Setting up rows or columns of four or five pieces is of critical importance during combat, as it gives you an extra turn, and any time you can buy is useful, because even just a few hours into the game, the enemies you'll face in Puzzle Quest can be downright merciless. Their spells are potent, they have a lot of hit points, and they have a knack for setting up lengthy strings of attacks that leave you depleted before you even get a chance to retaliate. As easy as it is to get into Puzzle Quest, it can be damn frustrating too, and there are times when it seems as though the computer is stacking the odds in its own favor. Still, even when you lose a fight, you earn a small amount of coin and XP, and the only punishment is that you have to fight that enemy over again. The other activities you'll perform via puzzle proxy tend to be a little more evenhanded, and are just different enough to keep them interesting. Training a mount is similar to straight combat, except that your turns are time limited. When capturing enemies, you're presented with a carefully placed board that you have to clear completely, leaving no extra pieces behind. Learning new spells and crafting items introduces specific types of pieces that you'll need to clear to succeed.
When you gain enough XP to level, you're given points that you can distribute between seven character attributes. The air, earth, fire, and water masteries will determine how effective you are at using the different types of mana; battle determines how much damage you do when you clear skull pieces; cunning increases how much gold you'll earn; and morale increases your hit points. All these factors, along with your gear, your mount, your party members, and your spells, can have a profound effect on how Puzzle Quest plays, and it's what helps keep the game fresh.
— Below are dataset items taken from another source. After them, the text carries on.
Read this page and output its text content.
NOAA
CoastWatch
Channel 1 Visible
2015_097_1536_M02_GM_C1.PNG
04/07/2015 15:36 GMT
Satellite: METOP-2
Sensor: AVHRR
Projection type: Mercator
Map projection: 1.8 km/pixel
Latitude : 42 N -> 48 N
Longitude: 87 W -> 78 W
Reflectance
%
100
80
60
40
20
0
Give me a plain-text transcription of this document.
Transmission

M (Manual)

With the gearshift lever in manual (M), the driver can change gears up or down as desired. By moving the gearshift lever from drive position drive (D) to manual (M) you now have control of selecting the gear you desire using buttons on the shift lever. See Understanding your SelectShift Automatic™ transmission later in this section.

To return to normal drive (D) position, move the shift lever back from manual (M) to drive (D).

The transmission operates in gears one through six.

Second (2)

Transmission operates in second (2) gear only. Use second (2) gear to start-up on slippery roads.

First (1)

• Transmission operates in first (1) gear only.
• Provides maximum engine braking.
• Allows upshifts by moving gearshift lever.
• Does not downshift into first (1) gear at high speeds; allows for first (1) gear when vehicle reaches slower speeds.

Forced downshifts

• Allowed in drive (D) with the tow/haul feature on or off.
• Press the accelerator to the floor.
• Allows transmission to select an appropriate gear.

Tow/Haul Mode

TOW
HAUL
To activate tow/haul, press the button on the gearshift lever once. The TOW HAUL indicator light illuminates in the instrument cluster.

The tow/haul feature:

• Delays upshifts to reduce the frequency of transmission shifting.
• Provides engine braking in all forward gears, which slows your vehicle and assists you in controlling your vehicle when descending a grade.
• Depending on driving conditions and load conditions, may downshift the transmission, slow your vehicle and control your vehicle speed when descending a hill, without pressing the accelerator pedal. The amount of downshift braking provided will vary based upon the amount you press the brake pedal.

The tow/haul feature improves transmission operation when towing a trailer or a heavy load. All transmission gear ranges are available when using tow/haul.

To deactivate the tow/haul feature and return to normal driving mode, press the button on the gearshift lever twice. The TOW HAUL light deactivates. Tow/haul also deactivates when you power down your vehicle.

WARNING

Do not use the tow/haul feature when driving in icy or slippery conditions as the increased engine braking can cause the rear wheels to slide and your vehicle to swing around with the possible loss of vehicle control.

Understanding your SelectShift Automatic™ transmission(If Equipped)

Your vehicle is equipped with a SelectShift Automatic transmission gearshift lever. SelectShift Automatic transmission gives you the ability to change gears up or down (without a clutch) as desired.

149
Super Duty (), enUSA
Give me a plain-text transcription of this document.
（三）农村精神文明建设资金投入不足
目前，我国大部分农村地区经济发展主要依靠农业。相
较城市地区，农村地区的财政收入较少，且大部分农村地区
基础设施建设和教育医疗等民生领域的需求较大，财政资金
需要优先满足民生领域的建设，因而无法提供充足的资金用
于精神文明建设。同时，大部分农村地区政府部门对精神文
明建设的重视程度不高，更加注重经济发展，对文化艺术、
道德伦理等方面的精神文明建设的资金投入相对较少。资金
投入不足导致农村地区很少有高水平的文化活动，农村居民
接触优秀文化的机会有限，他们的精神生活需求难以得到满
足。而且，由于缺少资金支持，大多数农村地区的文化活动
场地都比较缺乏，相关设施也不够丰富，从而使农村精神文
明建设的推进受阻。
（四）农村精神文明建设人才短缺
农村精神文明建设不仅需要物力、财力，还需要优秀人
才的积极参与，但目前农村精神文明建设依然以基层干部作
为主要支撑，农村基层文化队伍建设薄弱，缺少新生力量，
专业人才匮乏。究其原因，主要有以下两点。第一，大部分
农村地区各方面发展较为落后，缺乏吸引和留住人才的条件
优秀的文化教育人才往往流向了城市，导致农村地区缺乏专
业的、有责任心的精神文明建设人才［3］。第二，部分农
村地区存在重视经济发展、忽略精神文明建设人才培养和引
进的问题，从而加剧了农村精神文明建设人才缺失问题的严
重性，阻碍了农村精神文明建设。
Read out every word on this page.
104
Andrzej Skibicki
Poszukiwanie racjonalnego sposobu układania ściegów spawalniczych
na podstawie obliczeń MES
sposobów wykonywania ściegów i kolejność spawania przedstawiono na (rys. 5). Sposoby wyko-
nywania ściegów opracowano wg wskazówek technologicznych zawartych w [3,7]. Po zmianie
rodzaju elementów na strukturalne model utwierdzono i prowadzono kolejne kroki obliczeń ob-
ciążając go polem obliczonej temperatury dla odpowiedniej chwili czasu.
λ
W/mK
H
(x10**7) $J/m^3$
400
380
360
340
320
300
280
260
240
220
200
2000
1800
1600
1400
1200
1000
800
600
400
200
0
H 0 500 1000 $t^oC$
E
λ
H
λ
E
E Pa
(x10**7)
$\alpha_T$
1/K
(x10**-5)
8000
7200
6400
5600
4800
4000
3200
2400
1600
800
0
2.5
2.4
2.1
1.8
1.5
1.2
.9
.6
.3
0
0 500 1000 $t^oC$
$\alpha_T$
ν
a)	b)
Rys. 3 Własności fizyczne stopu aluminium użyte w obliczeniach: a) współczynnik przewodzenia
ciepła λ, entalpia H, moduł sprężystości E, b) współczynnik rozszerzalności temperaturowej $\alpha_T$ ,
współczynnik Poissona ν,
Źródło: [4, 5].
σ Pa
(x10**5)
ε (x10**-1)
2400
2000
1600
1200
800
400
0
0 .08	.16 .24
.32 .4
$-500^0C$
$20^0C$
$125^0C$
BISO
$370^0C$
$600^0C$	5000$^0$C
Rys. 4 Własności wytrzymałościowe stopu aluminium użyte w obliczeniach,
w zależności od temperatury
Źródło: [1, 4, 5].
Even if you stick strictly to the main quest, ignoring the numerous side quests, the item crafting, the sieging of towns, or the numerous other activities you can get into, Puzzle Quest is truly epic in size. If you consider all of the content on offer in the single-player game, along with the inclusion of local, two-player multiplayer, there's easily 100 hours of gameplay to be had here.
Both the PlayStation Portable and DS versions of Puzzle Quest have their quirks. On the PSP, loading issues can cause the game to hang for a second. These disruptive pauses can strike at almost any time, whether you're scrolling across the overworld map or casting a spell during combat. They don't really ruin anything, but they're annoying nonetheless. On the DS, the problems with the presentation are much more severe and end up impacting the gameplay. The graphics aren't as crisp and clear as they are on the PSP, and there are barely any flashy special effects. Most significantly, the puzzle playfield appears cramped on the lower screen of the DS, and it's difficult to discern certain pieces. Because of the size of the pieces, it's also easier to make mistakes with the game's mandatory stylus controls. The content is still good, but these problems make the DS version harder to recommend. While the presentation can be uneven between the two versions of Puzzle Quest, both feature some really great, sweeping music that fits the tone of the straightforward adventure quite beautifully.
The appeal of Puzzle Quest for fans of either RPGs or puzzle games is quite obvious, as it does a great job of scratching two distinctly different types of itches simultaneously. What's most remarkable about Puzzle Quest, though, is how a simple change of context turns some tired genre conventions that have been done to death into something that's suitable for just about anyone, regardless of your interest in the components.